Penguatan Sterling Didukung Positifnya Data Sektor Jasa

Bonus Welcome Deposit FBS

Poundsterling mencatat kenaikan 0.32 persen ke kisaran 1.2675 versus Dolar AS pada pertengahan sesi Eropa, setelah Purchasing Managers Index (PMI) sektor Jasa Inggris dirilis lebih baik dari ekspektasi. Pounds juga menguat terhadap Euro dan Yen, dengan posisi EUR/GBP menurun 0.12 persen ke sekitar 0.9003 dan GBP/JPY melejit 0.68 persen ke kisaran 136.90.

Penguatan Sterling Didukung Positifnya Data Sektor Jasa

IHS Markit melaporkan bahwa PMI Sektor Jasa Inggris meningkat dari 50.4 menjadi 51.2 pada bulan Desember. Angka tersebut lebih baik dari estimasi awal yang dipatok pada level 50.7, karena harga bahan bakar minyak yang lebih rendah telah membantu mengimbangi peningkatan biaya usaha yang ditimbulkan dari kenaikan gaji karyawan. Namun, laporan responden peserta survey mengindikasikan bahwa kecemasan terkait Brexit masih membebani keputusan perusahaan di akhir tahun 2018 dan permintaan konsumen mengalami perlambatan.

“Sektor jasa biaanya memainkan peran penting dalam menggerakkan pertumbuhan ekonomi, tetapi kini menampilkan sinyal mengkhawatirkan di tengah meningkatnya kegelisahan terkait Brexit. Dua bulan terakhir tahun 2018 mengalami ekspansi bisnis terlemah sejak akhir 2012 dan menggarisbawahi pentingnya kejelasan Brexit untuk mencegah perekonomian dari kontraksi,” papar Chris Williamson, pimpinan ekonom bisnis di IHS Markit.

Baca Juga:   GBP/USD Terkoreksi, Mengantisipasi Voting Parlemen Inggris

Sementara ini, negosiasi Brexit terhenti karena parlemen Inggris masih dalam masa reses. Inggris dijadwalkan keluar dari Uni Eropa pada 29 Maret 2019 mendatang, tetapi hingga kini belum dicapai kesepakatan yang memuaskan semua pihak mengenai hubungan dagang Inggris-UE pasca Brexit maupun soal perbatasan Inggris-Irlandia.

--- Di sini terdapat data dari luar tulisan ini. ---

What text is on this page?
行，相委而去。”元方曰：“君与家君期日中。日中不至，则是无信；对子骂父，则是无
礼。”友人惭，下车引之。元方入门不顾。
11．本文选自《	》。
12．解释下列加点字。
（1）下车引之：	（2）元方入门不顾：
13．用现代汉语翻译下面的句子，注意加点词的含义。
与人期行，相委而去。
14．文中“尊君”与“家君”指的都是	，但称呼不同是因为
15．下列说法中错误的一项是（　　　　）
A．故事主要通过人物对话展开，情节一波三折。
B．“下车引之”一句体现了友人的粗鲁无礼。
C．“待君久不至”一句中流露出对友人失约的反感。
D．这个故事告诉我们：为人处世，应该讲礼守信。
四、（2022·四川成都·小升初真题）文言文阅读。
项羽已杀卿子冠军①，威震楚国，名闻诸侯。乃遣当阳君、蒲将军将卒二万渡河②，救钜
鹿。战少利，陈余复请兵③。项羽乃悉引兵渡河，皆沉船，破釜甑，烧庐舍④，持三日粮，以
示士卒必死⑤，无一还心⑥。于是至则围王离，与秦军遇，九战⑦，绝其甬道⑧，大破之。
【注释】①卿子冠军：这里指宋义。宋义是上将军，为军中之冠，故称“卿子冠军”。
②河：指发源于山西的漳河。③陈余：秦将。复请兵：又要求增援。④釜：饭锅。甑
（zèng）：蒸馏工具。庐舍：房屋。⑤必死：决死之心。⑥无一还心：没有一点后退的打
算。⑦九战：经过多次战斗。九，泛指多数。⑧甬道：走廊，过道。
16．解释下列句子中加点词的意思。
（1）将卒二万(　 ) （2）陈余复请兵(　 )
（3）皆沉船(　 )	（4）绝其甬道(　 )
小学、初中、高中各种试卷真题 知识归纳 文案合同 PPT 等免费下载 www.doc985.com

Di sisi lain, saat ini pelaku pasar tengah menyoroti probabilitas kenaikan suku bunga AS. Serangkaian data ekonomi AS dirilis lebih buruk dari ekspektasi dan seorang pejabat bank sentral menyampaikan pesar dovish, sehingga Dolar AS cenderung melemah. Data Nonfarm Payroll dan pernyataan pimpinan Federal Reserve malam ini akan diperhatikan untuk mengonfirmasi apakah kenaikan suku bunga masih mungkin dilakukan sebanyak dua kali tahun ini atau tidak.

Data NFP diestimasikan naik dari 155k menjadi 178k untuk periode Desember. Apabila angka aktual ternyata lebih rendah dari perkiraan, maka Dolar AS bisa melemah lebih lanjut terhadap mata uang mayor lainnya, termasuk Poundsterling.